Beck

Linksbündig Was vom SPD-Chef bleibt: Letzte Worte und eine Frage

In der vergangenen Nacht" - der Nacht zum Sonntag, in der fast alle Deutschen schliefen - ist der Plan von Kurt Beck und Frank-Walter Steinmeier, "mit dessen Nominierung zum Kanzlerkandidaten der SPD durchzustarten und gemeinsam für einen Erfolg bei der Bundestagswahl 2009 zu sorgen, durchkreuzt worden." Der Satz ist von Kurt Beck: Letzte Worte.

Sie werfen zahlreiche Fragen auf. Zuerst natürlich die Frage, was "in der vergangenen Nacht" geschah. Dazu weiter unten. Was aber dem Leser des Zitats sofort und schmerzhaft ins Gebein fährt, ist die schreckliche Naivität, die aus dem Plan spricht, den die beiden hegten: Zwei reife Männer sitzen zusammen und beschließen "durchzustarten", handstreichartig alles Dumme, Falsche, Verlogene, Missglückte, das die SPD hinter sich her schleift, vergessen zu machen. Mehr noch: Das Tandaradei auf grünem Rasen vor blauem See im kindisch fröhlichen Parteiaktiv sollte der Impuls sein, auf dass die Stimmung in der Partei und bei den Wählern kippe, sollte nichts weniger sein, als die flottest mögliche Art, die Wahl 2009 zu gewinnen. Der Befreiungsschlag.

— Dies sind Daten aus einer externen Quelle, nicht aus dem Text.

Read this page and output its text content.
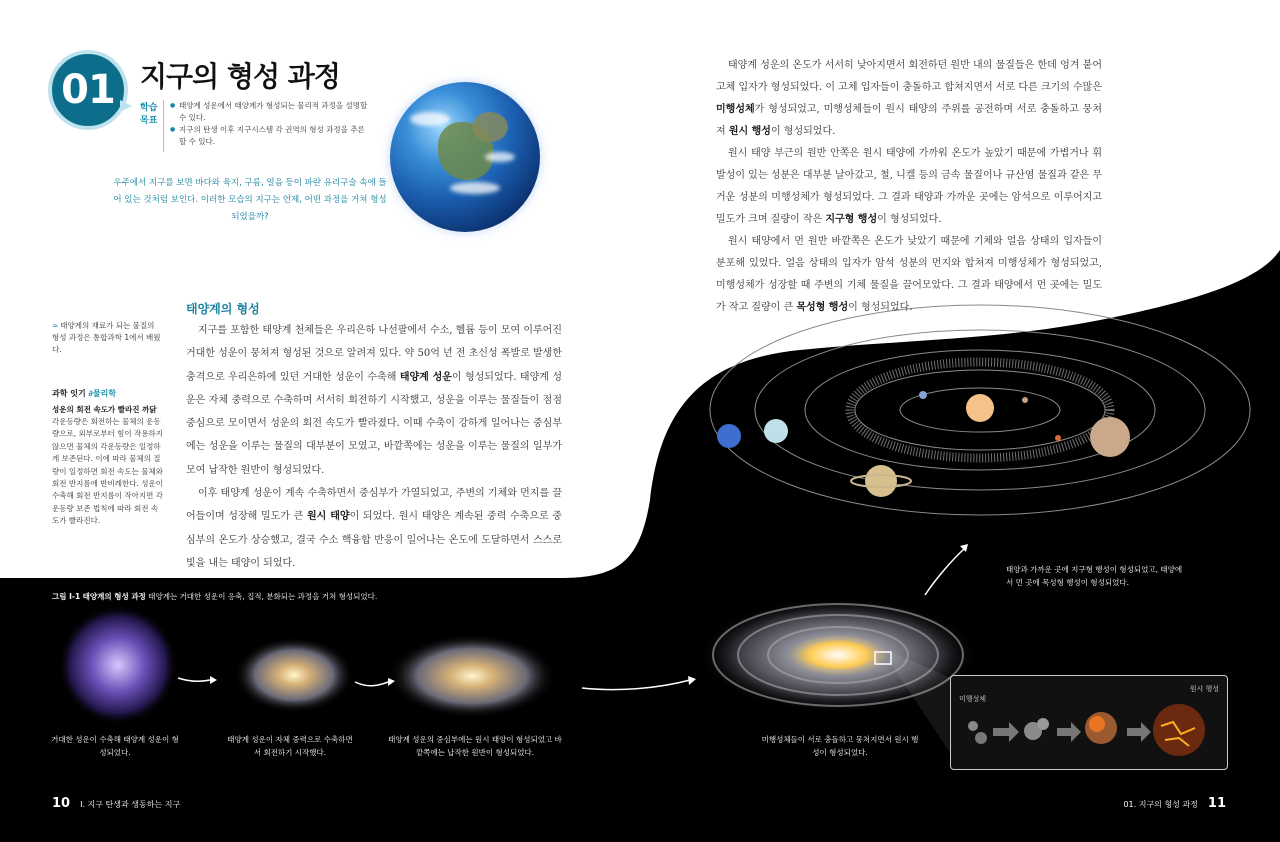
01 지구의 형성 과정
학습 목표
● 태양계 성운에서 태양계가 형성되는 물리적 과정을 설명할 수 있다.
● 지구의 탄생 이후 지구시스템 각 권역의 형성 과정을 추론할 수 있다.
우주에서 지구를 보면 바다와 육지, 구름, 얼음 등이 파란 유리구슬 속에 들어 있는 것처럼 보인다. 이러한 모습의 지구는 언제, 어떤 과정을 거쳐 형성되었을까?
≈ 태양계의 재료가 되는 물질의 형성 과정은 통합과학 1에서 배웠다.
과학 잇기 ∂물리학
성운의 회전 속도가 빨라진 까닭
각운동량은 회전하는 물체의 운동량으로, 외부로부터 힘이 작용하지 않으면 물체의 각운동량은 일정하게 보존된다. 이에 따라 물체의 질량이 일정하면 회전 속도는 물체와 회전 반지름에 반비례한다. 성운이 수축해 회전 반지름이 작아지면 각운동량 보존 법칙에 따라 회전 속도가 빨라진다.
태양계의 형성

지구를 포함한 태양계 천체들은 우리은하 나선팔에서 수소, 헬륨 등이 모여 이루어진 거대한 성운이 뭉쳐져 형성된 것으로 알려져 있다. 약 50억 년 전 초신성 폭발로 발생한 충격으로 우리은하에 있던 거대한 성운이 수축해 태양계 성운이 형성되었다. 태양계 성운은 자체 중력으로 수축하며 서서히 회전하기 시작했고, 성운을 이루는 물질들이 점점 중심으로 모이면서 성운의 회전 속도가 빨라졌다. 이때 수축이 강하게 일어나는 중심부에는 성운을 이루는 물질의 대부분이 모였고, 바깥쪽에는 성운을 이루는 물질의 일부가 모여 납작한 원반이 형성되었다.

이후 태양계 성운이 계속 수축하면서 중심부가 가열되었고, 주변의 기체와 먼지를 끌어들이며 성장해 밀도가 큰 원시 태양이 되었다. 원시 태양은 계속된 중력 수축으로 중심부의 온도가 상승했고, 결국 수소 핵융합 반응이 일어나는 온도에 도달하면서 스스로 빛을 내는 태양이 되었다.

태양계 성운의 온도가 서서히 낮아지면서 회전하던 원반 내의 물질들은 한데 엉겨 붙어 고체 입자가 형성되었다. 이 고체 입자들이 충돌하고 합쳐지면서 서로 다른 크기의 수많은 미행성체가 형성되었고, 미행성체들이 원시 태양의 주위를 공전하며 서로 충돌하고 뭉쳐져 원시 행성이 형성되었다.

원시 태양 부근의 원반 안쪽은 원시 태양에 가까워 온도가 높았기 때문에 가볍거나 휘발성이 있는 성분은 대부분 날아갔고, 철, 니켈 등의 금속 물질이나 규산염 물질과 같은 무거운 성분의 미행성체가 형성되었다. 그 결과 태양과 가까운 곳에는 암석으로 이루어지고 밀도가 크며 질량이 작은 지구형 행성이 형성되었다.

원시 태양에서 먼 원반 바깥쪽은 온도가 낮았기 때문에 기체와 얼음 상태의 입자들이 분포해 있었다. 얼음 상태의 입자가 암석 성분의 먼지와 합쳐져 미행성체가 형성되었고, 미행성체가 성장할 때 주변의 기체 물질을 끌어모았다. 그 결과 태양에서 먼 곳에는 밀도가 작고 질량이 큰 목성형 행성이 형성되었다.

그림 Ⅰ-1 태양계의 형성 과정 태양계는 거대한 성운이 응축, 집적, 분화되는 과정을 거쳐 형성되었다.
거대한 성운이 수축해 태양계 성운이 형성되었다.
태양계 성운이 자체 중력으로 수축하면서 회전하기 시작했다.
태양계 성운의 중심부에는 원시 태양이 형성되었고 바깥쪽에는 납작한 원반이 형성되었다.
미행성체들이 서로 충돌하고 뭉쳐지면서 원시 행성이 형성되었다.
태양과 가까운 곳에 지구형 행성이 형성되었고, 태양에서 먼 곳에 목성형 행성이 형성되었다.
미행성체
원시 행성
10 Ⅰ. 지구 탄생과 생동하는 지구	01. 지구의 형성 과정 11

Da haben wir den halben Beck! Ein Mann, der an das Gute glaubt und glaubt, es komme vom Glauben an das Gute her. Und von der "ordentlichen Performance". Ein Mann, der rasch bewegt ist von der Größe des Ereignisses, das er sich selbst bereitet, der in gehobene Stimmung kommt wie bei der Einweihung einer Mehrzweckhalle auf dem flachen Lande und der Profanes ungewollt komisch überhöht: "Konzept der Geschlossenheit" nennt er das, was er, der Notkumpan Steinmeier und Franz vorhatten. Das "Konzept der Geschlossenheit" besagt, dass jetzt - noch 385 Tage ab Schwielowsee! - Ruhe zu herrschen habe in der Deutschen Sozialdemokratie. Ein "Konzept", das keine Frage stellt und kein Problem löst.

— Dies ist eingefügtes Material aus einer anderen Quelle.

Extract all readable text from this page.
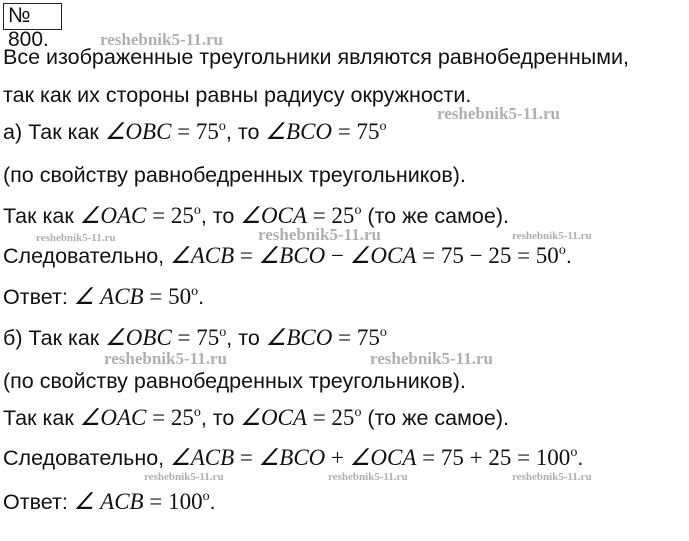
№ 800.
Все изображенные треугольники являются равнобедренными,
так как их стороны равны радиусу окружности.
а) Так как ∠OBC = $75^o$, то ∠BCO = $75^o$
(по свойству равнобедренных треугольников).
Так как ∠OAC = $25^o$, то ∠OCA = $25^o$ (то же самое).
Следовательно, ∠ACB = ∠BCO − ∠OCA = $75 - 25 = 50^o$.
Ответ: ∠ ACB = $50^o$.
б) Так как ∠OBC = $75^o$, то ∠BCO = $75^o$
(по свойству равнобедренных треугольников).
Так как ∠OAC = $25^o$, то ∠OCA = $25^o$ (то же самое).
Следовательно, ∠ACB = ∠BCO + ∠OCA = $75 + 25 = 100^o$.
Ответ: ∠ ACB = $100^o$.
reshebnik5-11.ru
reshebnik5-11.ru
reshebnik5-11.ru	reshebnik5-11.ru	reshebnik5-11.ru
reshebnik5-11.ru	reshebnik5-11.ru
reshebnik5-11.ru	reshebnik5-11.ru	reshebnik5-11.ru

Versatzstücke der pathetischen Planung waren noch hörbar, als Steinmeier sich als Kandidat selber vorstellen musste. Was er traurig daherbrabbelte, hatte eine große Rede der Selbsttäuschung werden sollen, inklusive Fußballer-Vokabular ("... spiele nicht auf Platz, sondern auf Sieg"). Von einer "Kampfansage" hätten die Zeitungen am nächsten Tag schreiben sollen.

"In der vergangenen Nacht ist der Plan von mir" jedoch nicht einfach daneben gegangen - er ist "durchkreuzt worden"! Da haben wir vom Beck die andere Hälfte: heroisch trotz immerwährender Verfolgung durch Übelmeinende, weinerlich, wenn´s nicht so lief, und rasch beleidigt, wie es Menschen sind, die sich habituell schlecht wehren können. Das Ehrpusslige des Dorfbürgermeisters hat ihn dominiert. Er versagte wie an einer Schnur in kleinen wie den größeren Dingen. Man mochte schon nicht mehr hinsehen. Natürlich spürte er das und übersetzte sich das Fatum final als systematische Verfolgung. Und das in einer Stadt, in der man sich viel leichter als in Mainz verläuft!

War er ein Linker? Versehentlich vielleicht. Manchmal hat er sich verplaudert und ist dann von der Presse auf Die Linke festgenagelt worden. Einmal hat er Müntefering besiegt. Aber nicht um der Sache Willen, sondern aus Prinzip, wegen der "notwendigen Autorität". Aus Kleinmut hat er sich schließlich aufgegeben. "In der vergangenen Nacht" wurde er gewahr, dass er einer Intrige aufgesessen ist. Dabei war es bloß Mobbing, ordinäres Mobbing, dem sich eine Partei hingibt, die ihrer selbst überdrüssig ist. Ein Mann oder eine Frau, die diesen Test nicht besteht, kann nicht Regierungschef eines Staates werden.

Beck wirkte stets aufgeräumt wie bei der Kirmes, doch war er ohne Humor. Von Ferne - oder schon wieder in der Nähe - hört man das kellerartige Lachen Schröders. In einem Online-Wissensquiz, wie sie so genannte Qualitätszeitungen bereithalten, um ihre Internet-Präsenz zu behaupten, wird demnächst eine Frage lauten: Wer hat gesagt: "Waschen Sie sich, rasieren Sie sich, gehen Sie zum Frisör, dann klappt´s auch mit dem Job?"